7.3.3.2. Vertragsregeln
  
7.3.3.3. Honorarempfehlungen für digitale Zweitnutzungen
  
7.3.3.4. Honorarempfehlungen Text für digitale Medien
  
7.3.3.5. Honorarempfehlungen Foto für digitale Medien
  
7.3.3.6. Honorarübersicht Multimedia
  
7.3.4. Rundfunk, Film und Fernsehen
  
7.3.5. Literatur und Übersetzungen
  
7.3.6. Bildende Kunst
  
7.3.7. "Angewandte Kunst"
  
7.3.8. Darstellende Kunst
  
7.3.9. Musik
  
7.4. Verträge für Arbeitnehmer
  
8. Steuern
9. Versicherungen
10. Interessenvertretung
11. Anhang

7.3.3. Online-Publikationen und Multimedia

In wohl keinem anderen Bereich sind klare Absprachen und saubere Verträge so wichtig wie in den Neuen Medien. Denn zum einen ist gerade das Internet noch dicht bevölkert von Abenteurern, für die das Wort "Urheberrecht" gar nicht existiert; zum anderen liegen die Honorare hier erst äußerst selten in angemessenen Regionen - dafür umso häufiger bei Null.

Das gilt nicht nur für die vielen Internet-Portale, die davon ausgehen, dass es eine Ehre ist, sie mit "Content" beliefern zu dürfen. Zumal es doch "Werbung" für den Autor sei. Auch seriöse Verlage wehren Honorarforderungen für Zweitnutzungen im Internet gern mit dem Hinweis ab, damit werde doch noch "gar kein Geld verdient". Fragt sich nur, weshalb sie dann einen Internetauftritt machen. Und warum die Freien das ausbaden sollen.

Viele fragen gar nicht erst. Auch manche öffentlich-rechtliche Rundfunkanstalt stellt Beiträge von Freien einfach ins Internet - und reagiert empört, wenn man sie darauf hinweist, dass es sich dabei um eine eigenständige Nutzungsart handelt, die einer ausdrücklichen Erlaubnis bedarf. Die Gerichte jedenfalls sind sich da einig - siehe Kapitel 5.3.2.2.Link zu einem anderen Kapitel

Manche Zeitungen wissen das inzwischen - und lassen sich deshalb die Internet-, Datenbank- und Vermarkungsrechte pauschal einräumen.
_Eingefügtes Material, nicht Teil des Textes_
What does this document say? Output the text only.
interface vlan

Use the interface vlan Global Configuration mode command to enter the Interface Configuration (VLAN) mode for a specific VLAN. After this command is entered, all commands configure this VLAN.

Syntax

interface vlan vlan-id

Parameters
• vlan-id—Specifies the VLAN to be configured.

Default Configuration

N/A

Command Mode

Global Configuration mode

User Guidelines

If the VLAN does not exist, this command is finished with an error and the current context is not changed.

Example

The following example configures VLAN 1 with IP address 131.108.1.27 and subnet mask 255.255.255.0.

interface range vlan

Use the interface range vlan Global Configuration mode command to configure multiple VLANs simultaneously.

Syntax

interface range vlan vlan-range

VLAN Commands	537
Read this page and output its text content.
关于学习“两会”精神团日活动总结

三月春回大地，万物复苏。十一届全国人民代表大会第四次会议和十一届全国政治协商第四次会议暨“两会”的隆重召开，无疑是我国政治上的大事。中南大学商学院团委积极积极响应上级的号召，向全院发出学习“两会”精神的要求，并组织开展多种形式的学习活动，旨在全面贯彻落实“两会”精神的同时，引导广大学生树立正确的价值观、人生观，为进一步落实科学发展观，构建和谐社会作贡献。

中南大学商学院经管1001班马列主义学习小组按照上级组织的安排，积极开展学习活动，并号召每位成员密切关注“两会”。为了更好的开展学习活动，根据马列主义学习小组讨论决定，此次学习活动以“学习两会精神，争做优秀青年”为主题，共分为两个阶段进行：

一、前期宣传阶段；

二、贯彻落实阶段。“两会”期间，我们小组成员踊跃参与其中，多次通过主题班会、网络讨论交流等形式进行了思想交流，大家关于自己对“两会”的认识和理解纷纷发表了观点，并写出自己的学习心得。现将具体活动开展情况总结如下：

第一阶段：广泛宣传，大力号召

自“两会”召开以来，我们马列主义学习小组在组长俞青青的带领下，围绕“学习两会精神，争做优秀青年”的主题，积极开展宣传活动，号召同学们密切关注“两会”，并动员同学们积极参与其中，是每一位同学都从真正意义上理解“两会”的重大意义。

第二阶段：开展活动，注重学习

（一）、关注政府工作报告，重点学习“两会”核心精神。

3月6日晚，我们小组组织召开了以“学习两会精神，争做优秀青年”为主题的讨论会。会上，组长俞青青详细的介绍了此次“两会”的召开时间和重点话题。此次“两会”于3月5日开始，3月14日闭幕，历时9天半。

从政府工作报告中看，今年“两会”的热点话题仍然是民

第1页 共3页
Und zwar mit dem erklärten Ziel, damit Geld zu verdienen, von dem die Freien nichts bekommen sollen.

Wo immer es also um Nutzungen im Internet, auf CD-ROM oder in elektronischen Datenbanken geht, seid ganz wachsam. Und macht euch zunächst noch einmal klar:

Niemand darf meine Texte oder Bilder oder Musik im Internet veröffentlichen, wenn ich ihm das nicht ausdrücklich erlaubt habe. Eine stillschweigende Erlaubnis kennt das Urheberrecht nicht. Und für jede digitale Nutzung meiner Texte, meiner Bilder, meiner Musik kann ich Honorar verlangen.
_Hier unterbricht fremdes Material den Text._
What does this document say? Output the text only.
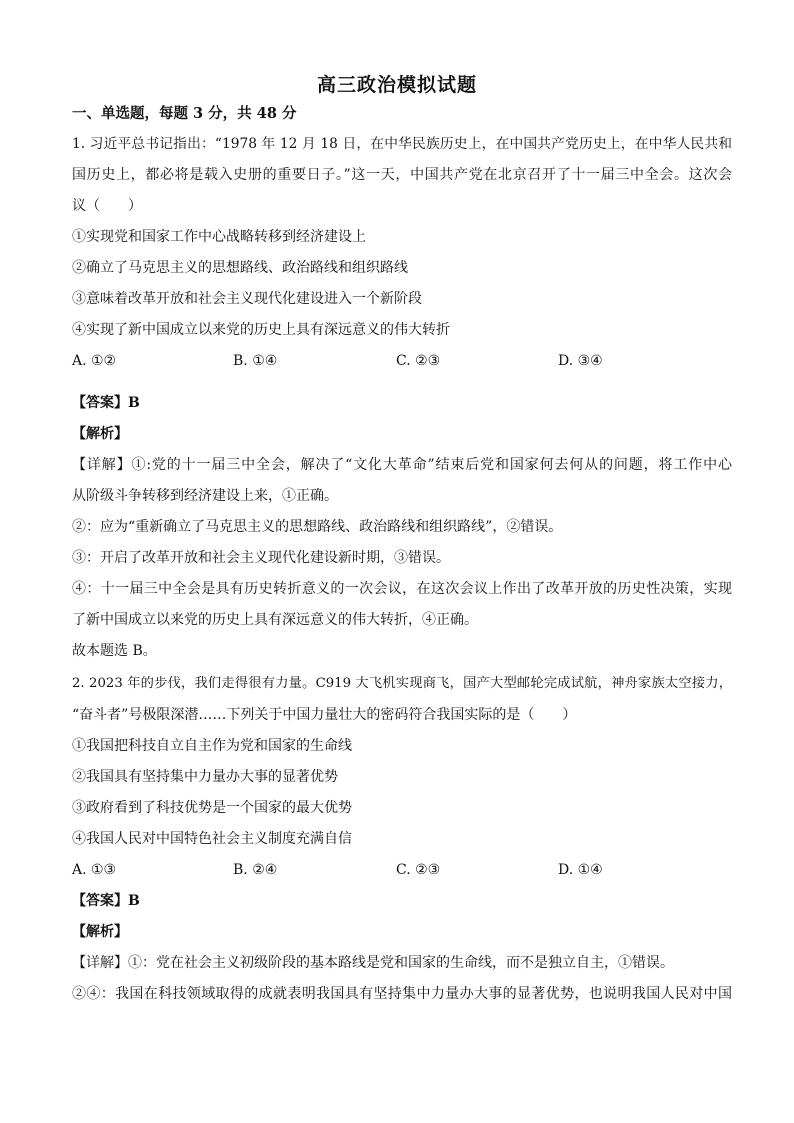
高三政治模拟试题
一、单选题，每题 3 分，共 48 分
1. 习近平总书记指出：“1978 年 12 月 18 日，在中华民族历史上，在中国共产党历史上，在中华人民共和
国历史上，都必将是载入史册的重要日子。”这一天，中国共产党在北京召开了十一届三中全会。这次会
议（　　）
①实现党和国家工作中心战略转移到经济建设上
②确立了马克思主义的思想路线、政治路线和组织路线
③意味着改革开放和社会主义现代化建设进入一个新阶段
④实现了新中国成立以来党的历史上具有深远意义的伟大转折
A. ①②	B. ①④	C. ②③	D. ③④
【答案】B
【解析】
【详解】①:党的十一届三中全会，解决了“文化大革命”结束后党和国家何去何从的问题，将工作中心
从阶级斗争转移到经济建设上来，①正确。
②：应为“重新确立了马克思主义的思想路线、政治路线和组织路线”，②错误。
③：开启了改革开放和社会主义现代化建设新时期，③错误。
④：十一届三中全会是具有历史转折意义的一次会议，在这次会议上作出了改革开放的历史性决策，实现
了新中国成立以来党的历史上具有深远意义的伟大转折，④正确。
故本题选 B。
2. 2023 年的步伐，我们走得很有力量。C919 大飞机实现商飞，国产大型邮轮完成试航，神舟家族太空接力，
“奋斗者”号极限深潜……下列关于中国力量壮大的密码符合我国实际的是（　　）
①我国把科技自立自主作为党和国家的生命线
②我国具有坚持集中力量办大事的显著优势
③政府看到了科技优势是一个国家的最大优势
④我国人民对中国特色社会主义制度充满自信
A. ①③	B. ②④	C. ②③	D. ①④
【答案】B
【解析】
【详解】①：党在社会主义初级阶段的基本路线是党和国家的生命线，而不是独立自主，①错误。
②④：我国在科技领域取得的成就表明我国具有坚持集中力量办大事的显著优势，也说明我国人民对中国
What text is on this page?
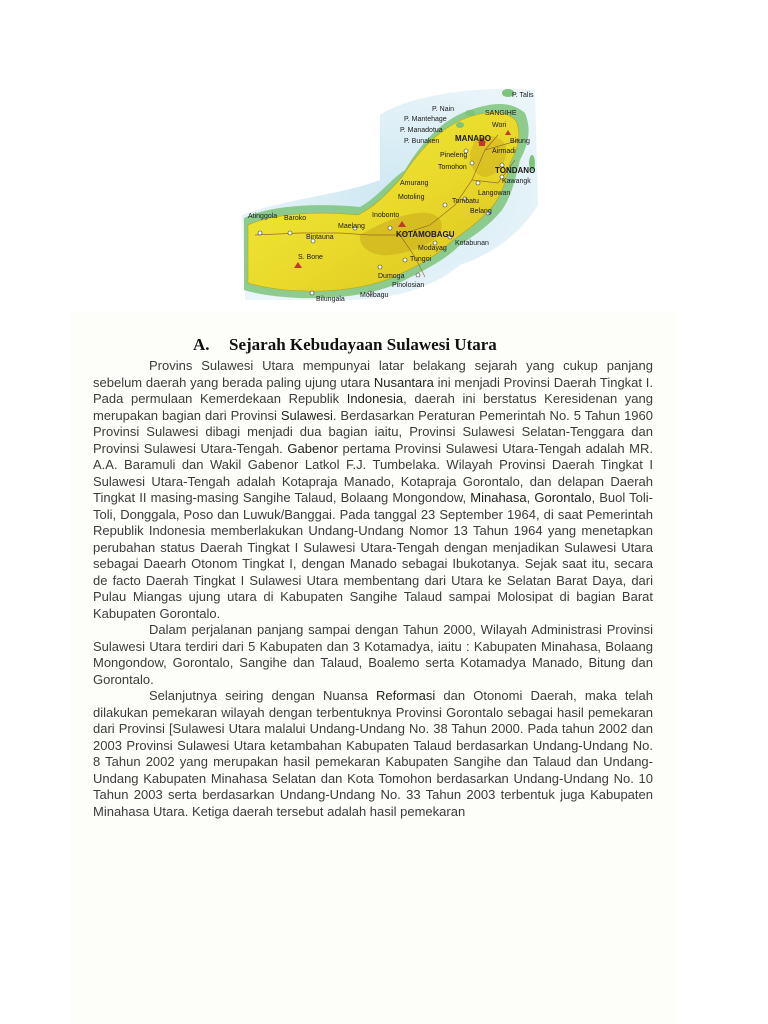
P. Talis
SANGIHE
P. Nain
P. Mantehage
P. Manadotua
P. Bunaken MANADO
Wori
Bitung
Airmadi
Pineleng
Tomohon	TONDANO
Amurang	Kawangk
Langowan
Motoling
Tombatu
Belang
Inobonto
Maelang
KOTAMOBAGU
Kotabunan
Modayag
Tungoi
Dumoga
Pinolosian
Molibagu
Bilungala
Bintauna
Baroko
Atinggola
S. Bone
A. Sejarah Kebudayaan Sulawesi Utara

Provins Sulawesi Utara mempunyai latar belakang sejarah yang cukup panjang sebelum daerah yang berada paling ujung utara Nusantara ini menjadi Provinsi Daerah Tingkat I. Pada permulaan Kemerdekaan Republik Indonesia, daerah ini berstatus Keresidenan yang merupakan bagian dari Provinsi Sulawesi. Berdasarkan Peraturan Pemerintah No. 5 Tahun 1960 Provinsi Sulawesi dibagi menjadi dua bagian iaitu, Provinsi Sulawesi Selatan-Tenggara dan Provinsi Sulawesi Utara-Tengah. Gabenor pertama Provinsi Sulawesi Utara-Tengah adalah MR. A.A. Baramuli dan Wakil Gabenor Latkol F.J. Tumbelaka. Wilayah Provinsi Daerah Tingkat I Sulawesi Utara-Tengah adalah Kotapraja Manado, Kotapraja Gorontalo, dan delapan Daerah Tingkat II masing-masing Sangihe Talaud, Bolaang Mongondow, Minahasa, Gorontalo, Buol Toli-Toli, Donggala, Poso dan Luwuk/Banggai. Pada tanggal 23 September 1964, di saat Pemerintah Republik Indonesia memberlakukan Undang-Undang Nomor 13 Tahun 1964 yang menetapkan perubahan status Daerah Tingkat I Sulawesi Utara-Tengah dengan menjadikan Sulawesi Utara sebagai Daearh Otonom Tingkat I, dengan Manado sebagai Ibukotanya. Sejak saat itu, secara de facto Daerah Tingkat I Sulawesi Utara membentang dari Utara ke Selatan Barat Daya, dari Pulau Miangas ujung utara di Kabupaten Sangihe Talaud sampai Molosipat di bagian Barat Kabupaten Gorontalo.

Dalam perjalanan panjang sampai dengan Tahun 2000, Wilayah Administrasi Provinsi Sulawesi Utara terdiri dari 5 Kabupaten dan 3 Kotamadya, iaitu : Kabupaten Minahasa, Bolaang Mongondow, Gorontalo, Sangihe dan Talaud, Boalemo serta Kotamadya Manado, Bitung dan Gorontalo.

Selanjutnya seiring dengan Nuansa Reformasi dan Otonomi Daerah, maka telah dilakukan pemekaran wilayah dengan terbentuknya Provinsi Gorontalo sebagai hasil pemekaran dari Provinsi [Sulawesi Utara malalui Undang-Undang No. 38 Tahun 2000. Pada tahun 2002 dan 2003 Provinsi Sulawesi Utara ketambahan Kabupaten Talaud berdasarkan Undang-Undang No. 8 Tahun 2002 yang merupakan hasil pemekaran Kabupaten Sangihe dan Talaud dan Undang-Undang Kabupaten Minahasa Selatan dan Kota Tomohon berdasarkan Undang-Undang No. 10 Tahun 2003 serta berdasarkan Undang-Undang No. 33 Tahun 2003 terbentuk juga Kabupaten Minahasa Utara. Ketiga daerah tersebut adalah hasil pemekaran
Und dann besteht auf einer klaren und vernünftigen Verabredung - auch wenn die Auftraggeber das empörend finden. Nervt sie ruhig damit. Sonst lernen sie es nie.

[Stand des Kapitels: unverändert]

7.3.3.1. Honorarregeln im Internet

Bei den Honoraren für digitale Nutzungen ist zunächst zu unterscheiden, ob es sich um einen Originalbeitrag oder um eine Zweitnutzung handelt. Ob der Artikel also speziell für BILD-online geschrieben wurde oder ob die Lokalzeitung den Beitrag aus der Printausgabe wortgleich ins Internet stellt.
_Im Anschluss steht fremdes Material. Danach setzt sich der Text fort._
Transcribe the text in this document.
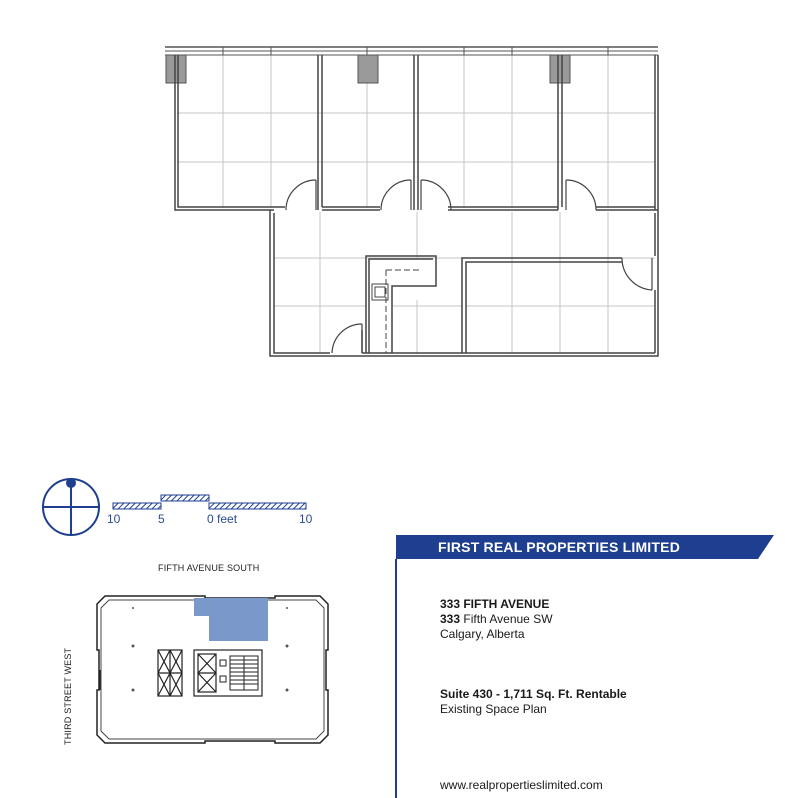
10	5	0 feet	10
FIFTH AVENUE SOUTH
THIRD STREET WEST
FIRST REAL PROPERTIES LIMITED
333 FIFTH AVENUE
333 Fifth Avenue SW
Calgary, Alberta
Suite 430 - 1,711 Sq. Ft. Rentable
Existing Space Plan
www.realpropertieslimited.com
Originalbeiträge sollten im Prinzip genauso honoriert werden wie Originalbeiträge für andere Medien. Große Häuser wie Spiegel, Stern oder Focus, die einen eigenständigen Online-Auftritt haben, zahlen dort durchaus anständige Honorare, die jedoch noch ein ganzes Stück unter den Honoraren ihrer Print-Ausgaben liegen. Auch Rundfunkanstalten erkennen langsam, wie wichtig Qualität im Internet-Auftritt ist: Der WDR, der Internetpräsentationen von Fernsehbeiträgen auch gern kostenlos entgegennahm, verhandelte Anfang 2002 über einen eigenen Online-Tarifvertrag. Ansonsten sind vernünftige Honorare eigentlich nur für PR-orientierte Zwecke - seien es Firmenauftritte, ein Ärzteportal oder Rezensionen für amazon.de - zu bekommen. Der Rest zahlt mickrig bis gar nicht.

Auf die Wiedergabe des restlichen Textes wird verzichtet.